Le cinéma de genre permet de représenter visuellement et concrètement ces souffrances, à travers l’imaginaire, permettant de mettre des images et des mots sur des sensations et émotions complexes.
Laissons le cinéma de genre français les exprimer.
Le cinéma de genre français ne demande qu’à exister: Djinns de Sandra et Hugues Martin (2010), le Village des Ombres de Fouad Benhammou. Mais aussi l’excellent Vertige d’Abel Ferry (2008), ou encore Night Fare de Julien Seri (2016). On peut noter Horsehead de Romain Basset (2014), ou encore Aux yeux des vivants de Julien Maury et Alexandre Bustillo (2014). Est-ce que tous ces films sont bons? Non. Mais est-ce que toutes les comédies et drames le sont?
D’autant que pour monter en qualité, il faut pouvoir produire aussi une certaine quantité pour donner l’occasion aux cinéastes et techniciens d’expérimenter.
Sang-sûr
La censure est une barrière de plus pour le cinéma de genre. Martyrs de Pascal Laugier en a fait les frais. Au départ interdit aux moins de 18 ans, après indignation, il a finalement été interdit aux moins de 16 ans.
Le fait est qu’interdire aux moins de 18 ans un film, c’est le tuer avant qu’il sorte. Il est encore plus limité concernant ses diffusions dans les salles, il ne peut pas passer à la télé, ou une fois par mois à Canal. Tout simplement parce qu’il est dans la même catégorie qu’un film X. Si on veut mettre des interdictions sévères au cinéma de genre français, donnons lui des salles au moins pour le diffuser correctement.

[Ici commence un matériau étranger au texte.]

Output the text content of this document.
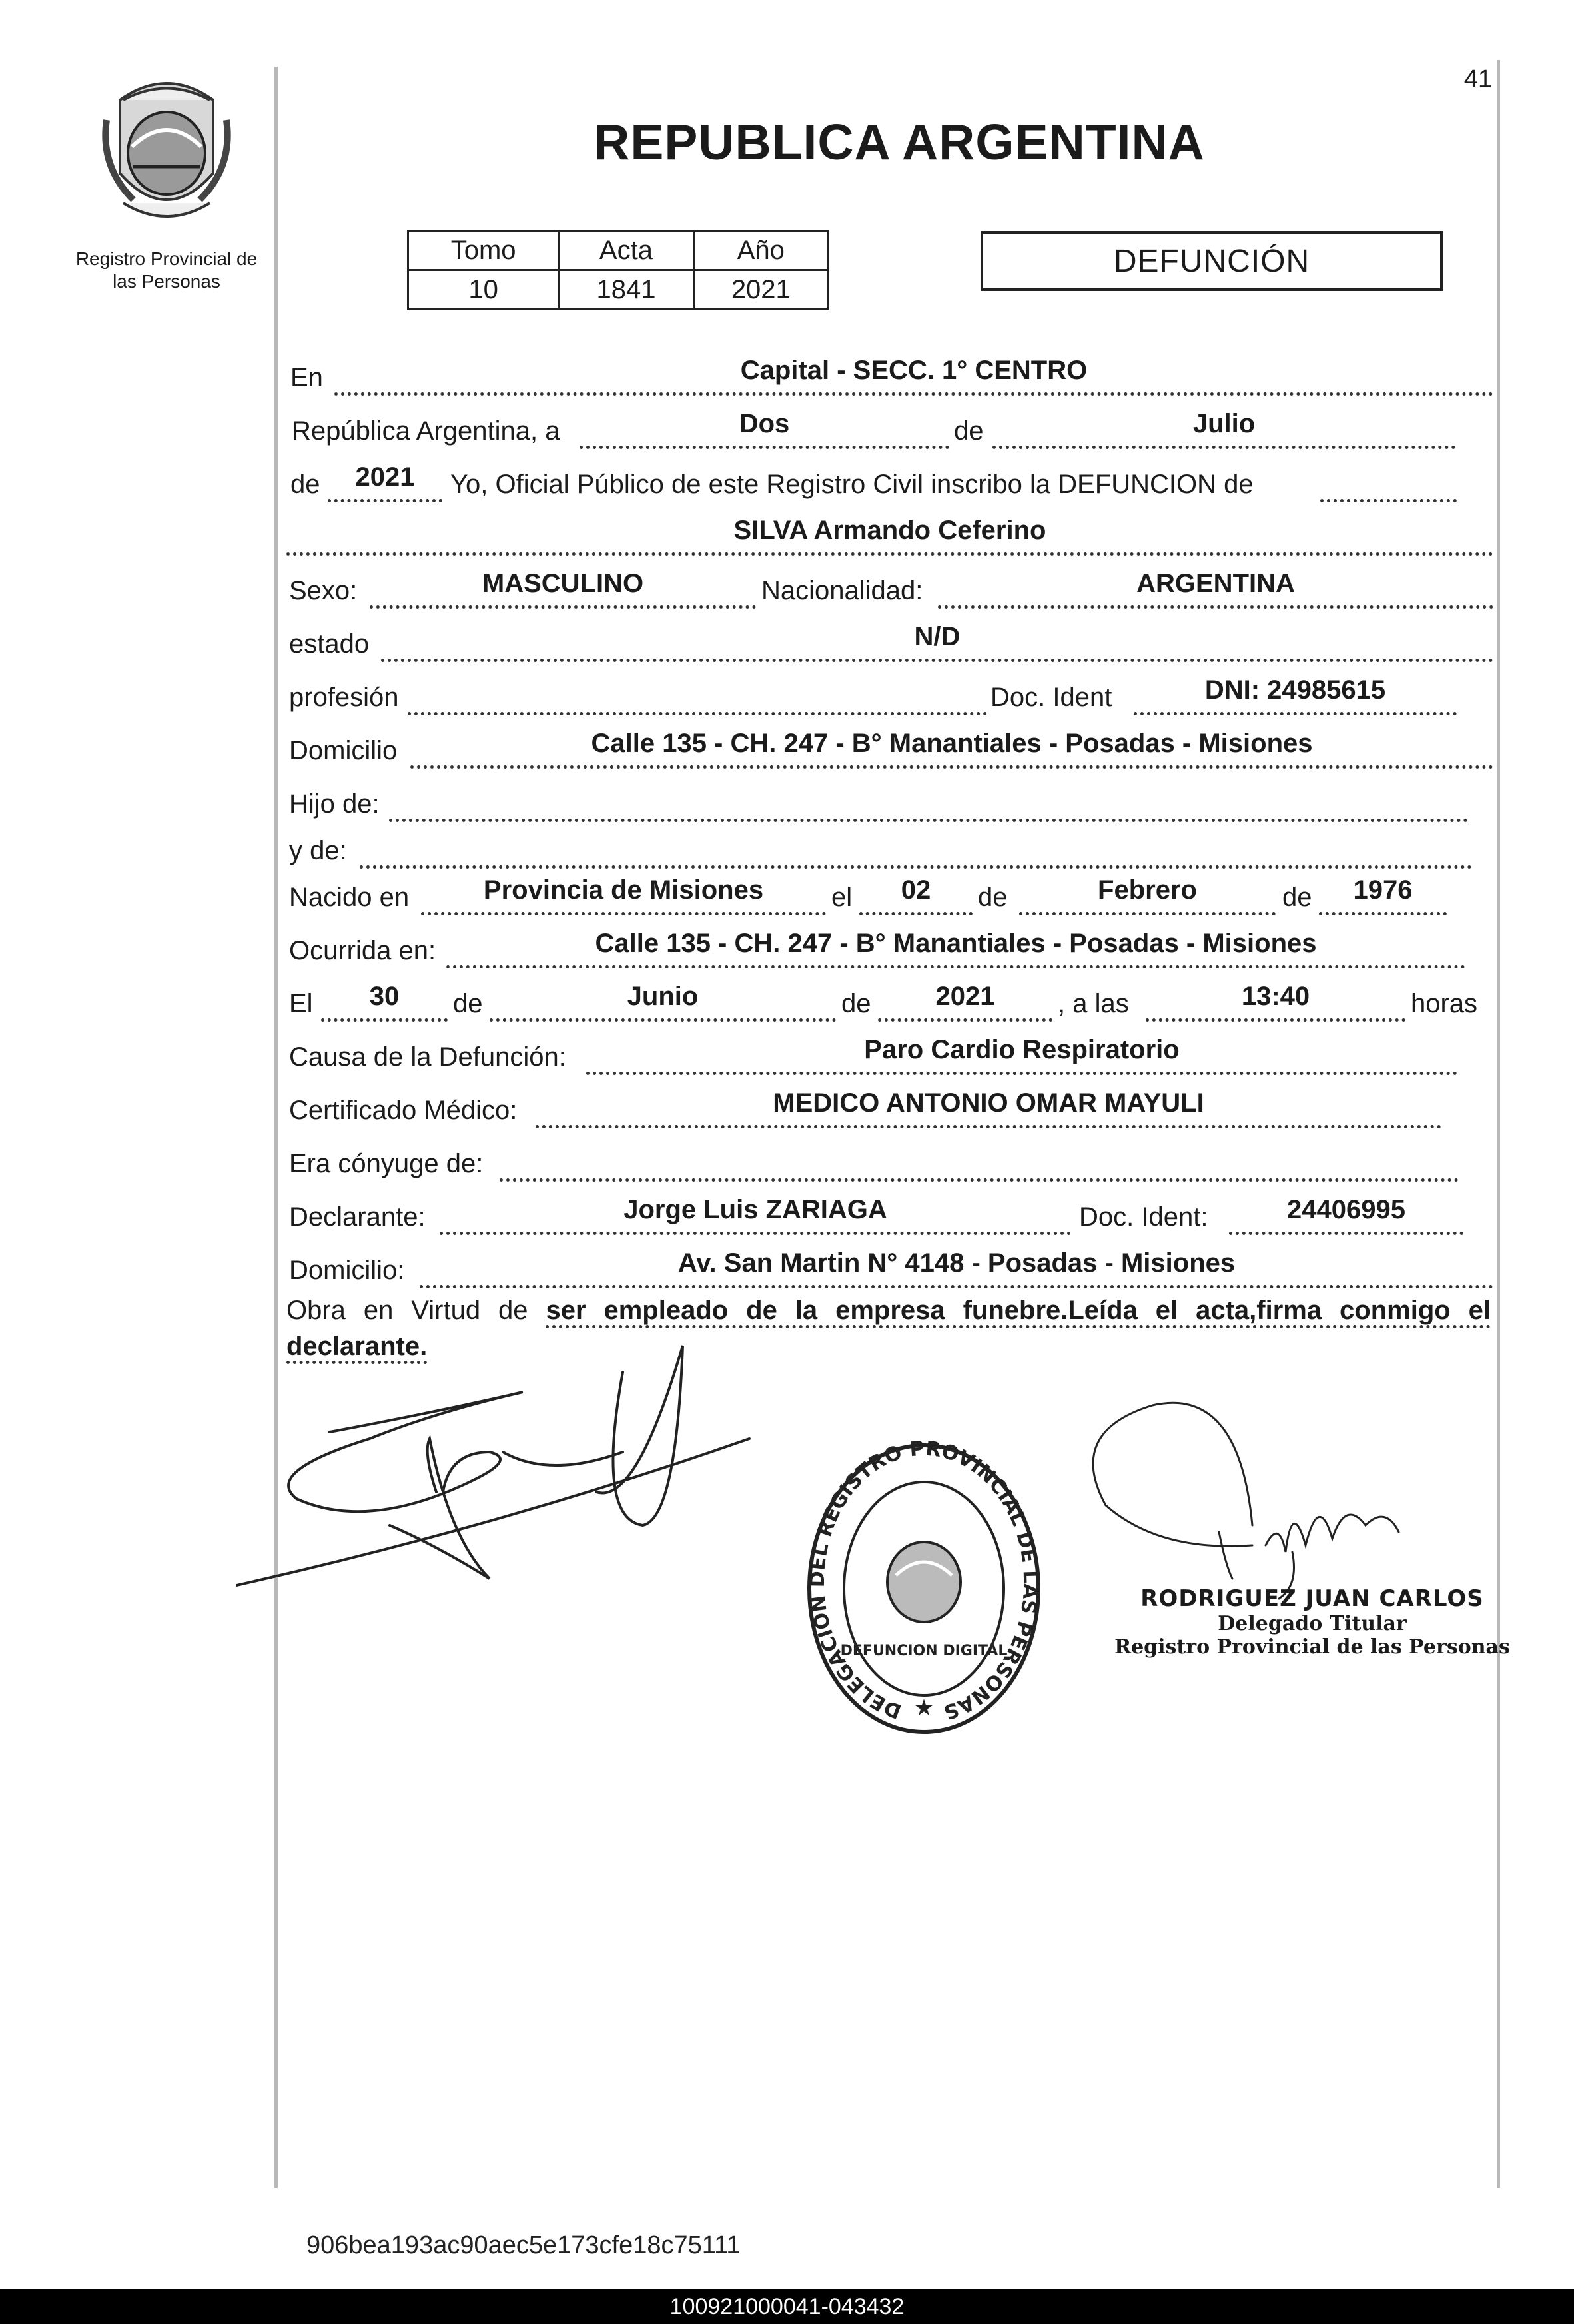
Registro Provincial de
las Personas
41
REPUBLICA ARGENTINA
Tomo	Acta	Año
10	1841	2021
DEFUNCIÓN
En	Capital - SECC. 1° CENTRO
República Argentina, a	Dos	de	Julio
de	2021	Yo, Oficial Público de este Registro Civil inscribo la DEFUNCION de
SILVA Armando Ceferino
Sexo:	MASCULINO	Nacionalidad:	ARGENTINA
estado	N/D
profesión	Doc. Ident	DNI: 24985615
Domicilio	Calle 135 - CH. 247 - B° Manantiales - Posadas - Misiones
Hijo de:
y de:
Nacido en	Provincia de Misiones	el	02	de	Febrero	de	1976
Ocurrida en:	Calle 135 - CH. 247 - B° Manantiales - Posadas - Misiones
El	30	de	Junio	de	2021	, a las	13:40	horas
Causa de la Defunción:	Paro Cardio Respiratorio
Certificado Médico:	MEDICO ANTONIO OMAR MAYULI
Era cónyuge de:
Declarante:	Jorge Luis ZARIAGA	Doc. Ident:	24406995
Domicilio:	Av. San Martin N° 4148 - Posadas - Misiones
Obra en Virtud de ser empleado de la empresa funebre.Leída el acta,firma conmigo el declarante.
DELEGACION DEL REGISTRO PROVINCIAL DE LAS PERSONAS
DEFUNCION DIGITAL
★
RODRIGUEZ JUAN CARLOS
Delegado Titular
Registro Provincial de las Personas
906bea193ac90aec5e173cfe18c75111
100921000041-043432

Dans un autre registre, le CNC a refusé de financer Les Misérables de Ladj Ly car trop violent. Quand on voit le film, on peut se demander où est le curseur chez le CNC. Et pourtant Les Misérables cartonnent en salle, c’est même le plus gros succès chez Le Pacte. Mais l’étiquette « film social » l’explique en grande partie.
Résister à l’envahisseur
Le cinéma de genre français est tellement méprisé (et parmi par les amateurs du genre en lui même), que les réalisateurs sont sollicités par les américains pour réaliser des films sur leur territoire. Ainsi, Xavier Palud et David Moreau (réalisateurs de Ils) ont réalisé le remake de The Eye en 2008. Alexandre Aja a par la suite magnifiquement remaké La colline a des yeux (2006), puis a réalisé Mirrors. Christophe Gans a tourné Silent Hill, sorti en 2006 également.

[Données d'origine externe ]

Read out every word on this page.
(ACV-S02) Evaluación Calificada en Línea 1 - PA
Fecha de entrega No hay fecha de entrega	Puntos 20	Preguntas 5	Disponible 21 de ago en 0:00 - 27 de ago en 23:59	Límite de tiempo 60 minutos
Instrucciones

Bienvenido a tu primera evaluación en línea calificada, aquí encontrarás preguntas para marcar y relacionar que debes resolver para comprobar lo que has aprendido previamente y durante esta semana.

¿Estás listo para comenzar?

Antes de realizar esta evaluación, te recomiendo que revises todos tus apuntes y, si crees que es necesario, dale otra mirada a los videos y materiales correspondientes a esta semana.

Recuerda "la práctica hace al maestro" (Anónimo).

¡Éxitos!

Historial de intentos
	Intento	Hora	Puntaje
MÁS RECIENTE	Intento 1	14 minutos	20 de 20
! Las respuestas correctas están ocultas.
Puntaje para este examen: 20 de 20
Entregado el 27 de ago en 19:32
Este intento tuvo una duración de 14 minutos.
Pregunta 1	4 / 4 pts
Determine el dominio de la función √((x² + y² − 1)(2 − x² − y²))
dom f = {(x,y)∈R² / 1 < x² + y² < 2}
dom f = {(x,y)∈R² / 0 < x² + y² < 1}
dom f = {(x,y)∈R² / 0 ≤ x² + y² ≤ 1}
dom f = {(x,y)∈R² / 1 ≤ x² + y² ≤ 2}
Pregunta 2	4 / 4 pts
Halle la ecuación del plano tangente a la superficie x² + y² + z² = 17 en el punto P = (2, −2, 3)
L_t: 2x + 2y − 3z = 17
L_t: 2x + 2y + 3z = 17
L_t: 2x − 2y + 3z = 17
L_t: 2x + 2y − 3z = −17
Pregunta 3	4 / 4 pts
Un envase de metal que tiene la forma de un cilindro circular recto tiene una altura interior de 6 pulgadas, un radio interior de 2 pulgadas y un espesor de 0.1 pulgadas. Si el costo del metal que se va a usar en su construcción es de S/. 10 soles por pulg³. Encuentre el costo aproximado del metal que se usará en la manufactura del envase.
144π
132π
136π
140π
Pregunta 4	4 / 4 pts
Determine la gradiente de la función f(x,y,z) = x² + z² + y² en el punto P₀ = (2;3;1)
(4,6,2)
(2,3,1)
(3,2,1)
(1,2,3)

Depuis les trois dernières années on note des propositions très diverses et riches en thématiques et en spectacle. Titane, Deep House, Méandre, Acide, Le règne animal, Gueules Noires, Le Vouldarak, Vincent doit mourir…On remarque que l’intérêt pour le cinéma de genre français a progressé même s’il reste minoritaire. Cela reste inédit de voir autant de films de genre sortir en salles et pour certains connaitre un succès (Deep House). Espérons que ça ne soit qu’un début.
Il reste maintenant à faire la place à plus de réalisatrices française de genre, partie qui reste certainement la plus difficile.
Toi, amateur.rice de films de genre, soutiens le cinéma de genre français. De plus en plus on note des propositions insolites et passionnées. Donc sortons des sentiers battus et du formatage parfois trop américanisés pour donner sa chance à des films qui enrichissent notre culture.
Oh oui le cinéma de genre français a bien évolué et j’espère qu’il se développera encore et sera plus connu !
Merci pour les films cités, il y en a que je ne connaissais pas, hâte de les découvrir
[…] En France, les moyens financiers accordés sont tellement dérisoires par rapport aux besoins des réalisateur-rices (si un film arrive à obtenir 4 millions d’euros c’est le graal, le plus courant étant entre 1 et 2 millions), que les ambitions visuelles peinent souvent à concurrencer sérieusement les USA (si on a envie/besoin de beaucoup d’effets bien sûr). […]
[…] particulièrement dangereux. L’araignée va se faire la malle et part investir les lieux.Le cinéma de genre français est vigoureux et Vermines en est un nouvel […]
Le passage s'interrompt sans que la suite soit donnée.